With no particular career ambitions, Lowe jumped at the opportunity to play football at his conservative Presbyterian college near Chattanooga. When he first lived on his own, “he was fighting a lot of different things, when it came to adoption, identity, and survivor’s guilt.” He couldn’t help but think how intertwined his experience was with the history of colonialism. Music became a way to process his experiences. Taking his stage name was a way to symbolize his commitment to “remember my people, remember the journey and the blessing of my life and my mother and my siblings who I haven’t thought about in years.”
Initially, he dabbled in melodic rap and digitally programmed bedroom pop. “If you’re a black American, you kind of have to lean into that,” he says of the race-based gender norms that initially felt limiting. But nothing clicked. He then posted an audio clip of the original version of Lark and received enthusiastic feedback from his friend – and future manager – Eric Cromartie. In a separate interview, Cromartie recalls advising him: “Go on TikTok, stop making beats and use your ukulele.” Within three weeks it exploded.”
In 2020, Lowe began self-releasing EPs while working day jobs, but in 2024 he signed with Nettwerk Music Group, the Canadian independent label that launched Sarah McLachlan’s career, and gave up side gigs. “I didn’t think I would ever be able to focus on music, and now I can do it,” he says.
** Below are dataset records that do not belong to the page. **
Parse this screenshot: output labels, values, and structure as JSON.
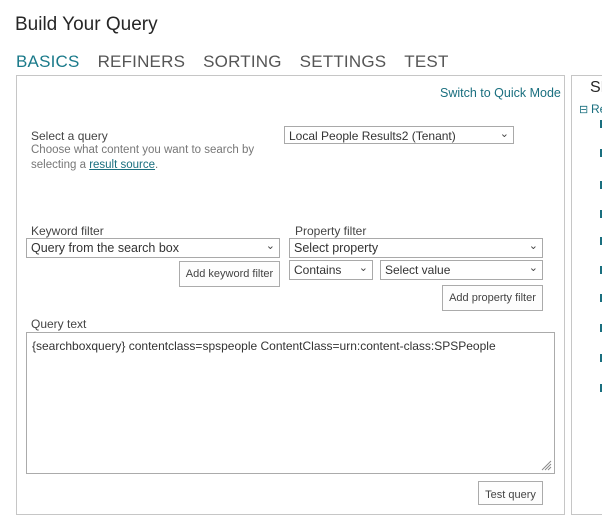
{
  "header": {
    "title": "Build Your Query"
  },
  "tabs": [
    {
      "label": "BASICS",
      "active": true
    },
    {
      "label": "REFINERS",
      "active": false
    },
    {
      "label": "SORTING",
      "active": false
    },
    {
      "label": "SETTINGS",
      "active": false
    },
    {
      "label": "TEST",
      "active": false
    }
  ],
  "basics": {
    "switch_link": "Switch to Quick Mode",
    "select_query_label": "Select a query",
    "select_query_help": "Choose what content you want to search by selecting a",
    "result_source_link": "result source",
    "select_query_value": "Local People Results2 (Tenant)",
    "keyword_filter_label": "Keyword filter",
    "keyword_filter_value": "Query from the search box",
    "add_keyword_button": "Add keyword filter",
    "property_filter_label": "Property filter",
    "property_select_value": "Select property",
    "operator_value": "Contains",
    "value_select_value": "Select value",
    "add_property_button": "Add property filter",
    "query_text_label": "Query text",
    "query_text_value": "{searchboxquery} contentclass=spspeople ContentClass=urn:content-class:SPSPeople",
    "test_query_button": "Test query"
  },
  "side_panel": {
    "title": "SP",
    "link": "Re"
  },
  "colors": {
    "accent": "#1a7a8a",
    "link": "#1a6f7f",
    "border": "#c6c6c6"
  }
}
Bloodline took advantage of that freedom. The call for collective resistance to the abuse of power in the gently motivating Heavy Foot movement arose in part from a study of major thinkers in the American civil rights movement, including James Baldwin. A contemplation of the romantic distortions of the American Civil War in the South gave rise to “Somewhere Down in Georgia,” whose swirling guitar figure, pensive vocals and naturalistic imagery feel haunted by the painful, unreconciled history of the South. “They refuse to look at it clearly and do the things necessary to make those adjustments,” he says of the district. “A lot of people in the South live in this degraded place because of that.” Despite these heavy themes, Lowe’s delivery is a gentle marvel.
He also recalls and reframes his painful memories. Pray for Satan’s Return to Hell, through a documentary of the same name, conveys the awe of the Liberian women who ended the war. Black Cauldron follows his evolving perspective on his relationship with his mother. Although her life ended tragically early, he notes, “The story does not end. She has a son who is miraculously saved and is able to help others on their healing journey.”
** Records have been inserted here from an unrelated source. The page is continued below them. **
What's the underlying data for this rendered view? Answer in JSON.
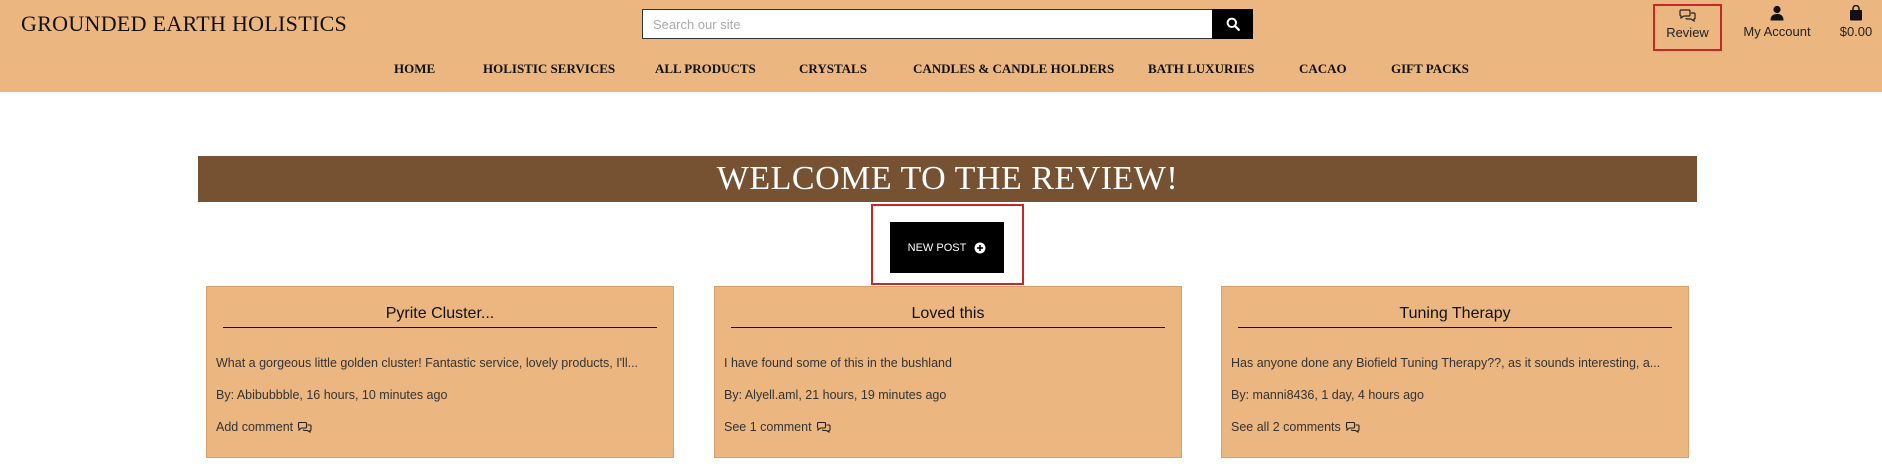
{
  "header": {
    "logo": "GROUNDED EARTH HOLISTICS",
    "search": {
      "placeholder": "Search our site",
      "value": ""
    },
    "utility": {
      "review_label": "Review",
      "account_label": "My Account",
      "cart_label": "$0.00"
    }
  },
  "nav": {
    "items": [
      {
        "label": "HOME"
      },
      {
        "label": "HOLISTIC SERVICES"
      },
      {
        "label": "ALL PRODUCTS"
      },
      {
        "label": "CRYSTALS"
      },
      {
        "label": "CANDLES & CANDLE HOLDERS"
      },
      {
        "label": "BATH LUXURIES"
      },
      {
        "label": "CACAO"
      },
      {
        "label": "GIFT PACKS"
      }
    ]
  },
  "main": {
    "heading": "WELCOME TO THE REVIEW!",
    "new_post_label": "NEW POST",
    "posts": [
      {
        "title": "Pyrite Cluster...",
        "excerpt": "What a gorgeous little golden cluster! Fantastic service, lovely products, I'll...",
        "byline": "By: Abibubbble, 16 hours, 10 minutes ago",
        "comments_label": "Add comment"
      },
      {
        "title": "Loved this",
        "excerpt": "I have found some of this in the bushland",
        "byline": "By: Alyell.aml, 21 hours, 19 minutes ago",
        "comments_label": "See 1 comment"
      },
      {
        "title": "Tuning Therapy",
        "excerpt": "Has anyone done any Biofield Tuning Therapy??, as it sounds interesting, a...",
        "byline": "By: manni8436, 1 day, 4 hours ago",
        "comments_label": "See all 2 comments"
      }
    ]
  },
  "colors": {
    "header_bg": "#ecb680",
    "banner_bg": "#765233",
    "highlight_border": "#c62828",
    "button_bg": "#000000"
  },
  "icons": [
    "search-icon",
    "chat-icon",
    "user-icon",
    "bag-icon",
    "plus-circle-icon",
    "comment-icon"
  ]
}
Plenty of pop and hip-hop artists have used audio recordings as tone breaks, but on Bloodline, Lowe shares audio clips with life-changing significance. They are excerpts of WhatsApp messages from the Liberian sister, now a mother, with whom he only recently reconnected. “This is where I draw a lot of my history,” he says. In the intro to his searching song Whose Face Am I, she can be heard addressing him in Kolokwa – Liberian English – as Janjay and telling him that the father he never met was Senegalese.
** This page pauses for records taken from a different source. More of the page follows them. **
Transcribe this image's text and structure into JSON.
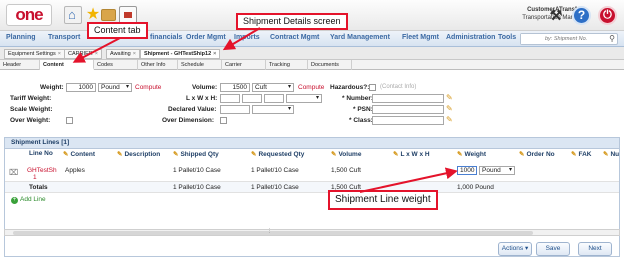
{
  "topbar": {
    "logo_text": "one",
    "user_name": "CustomerATransMgr",
    "user_role": "Transportation Manager"
  },
  "mainnav": {
    "items": [
      "Planning",
      "Transport",
      "financials",
      "Order Mgmt",
      "Imports",
      "Contract Mgmt",
      "Yard Management",
      "Fleet Mgmt",
      "Administration",
      "Tools"
    ],
    "search_placeholder": "by: Shipment No."
  },
  "crumbs": {
    "items": [
      "Equipment Settings",
      "CARRIER",
      "Awaiting",
      "Shipment - GHTestShip12"
    ]
  },
  "subtabs": [
    "Header",
    "Content",
    "Codes",
    "Other Info",
    "Schedule",
    "Carrier",
    "Tracking",
    "Documents"
  ],
  "form": {
    "weight_label": "Weight:",
    "weight_value": "1000",
    "weight_uom": "Pound",
    "compute_label": "Compute",
    "volume_label": "Volume:",
    "volume_value": "1500",
    "volume_uom": "Cuft",
    "tariff_weight_label": "Tariff Weight:",
    "lwh_label": "L x W x H:",
    "scale_weight_label": "Scale Weight:",
    "declared_value_label": "Declared Value:",
    "over_weight_label": "Over Weight:",
    "over_dimension_label": "Over Dimension:",
    "hazardous_label": "Hazardous?:",
    "contact_info_label": "(Contact Info)",
    "number_label": "* Number:",
    "psn_label": "* PSN:",
    "class_label": "* Class:"
  },
  "lines": {
    "title": "Shipment Lines [1]",
    "columns": [
      "Line No",
      "Content",
      "Description",
      "Shipped Qty",
      "Requested Qty",
      "Volume",
      "L x W x H",
      "Weight",
      "Order No",
      "FAK",
      "Nu"
    ],
    "row": {
      "line_no": "GHTestSh",
      "line_no_2": "1",
      "content": "Apples",
      "shipped_qty": "1 Pallet/10 Case",
      "requested_qty": "1 Pallet/10 Case",
      "volume": "1,500 Cuft",
      "weight_value": "1000",
      "weight_uom": "Pound"
    },
    "totals": {
      "label": "Totals",
      "shipped_qty": "1 Pallet/10 Case",
      "requested_qty": "1 Pallet/10 Case",
      "volume": "1,500 Cuft",
      "weight": "1,000 Pound"
    },
    "add_line": "Add Line"
  },
  "footer": {
    "actions_label": "Actions",
    "save_label": "Save",
    "next_label": "Next"
  },
  "callouts": {
    "content_tab": "Content tab",
    "shipment_details": "Shipment Details screen",
    "line_weight": "Shipment Line weight"
  },
  "colors": {
    "accent_red": "#e4132b",
    "brand_red": "#c8102e",
    "nav_blue": "#3b69a3"
  }
}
Shortly after the album’s release, Louie will begin his second European tour, and he is eager to return to Liberia. Bloggers there started posting about him last year, he’s seen videos of Liberian musicians performing his songs, and the Liberian Music Awards recently named him the Mon Rufia Outstanding Artist of the Year award for 2025. “It was the greatest joy of my life to be welcomed back in a place where I never thought I would ever be welcomed,” he says.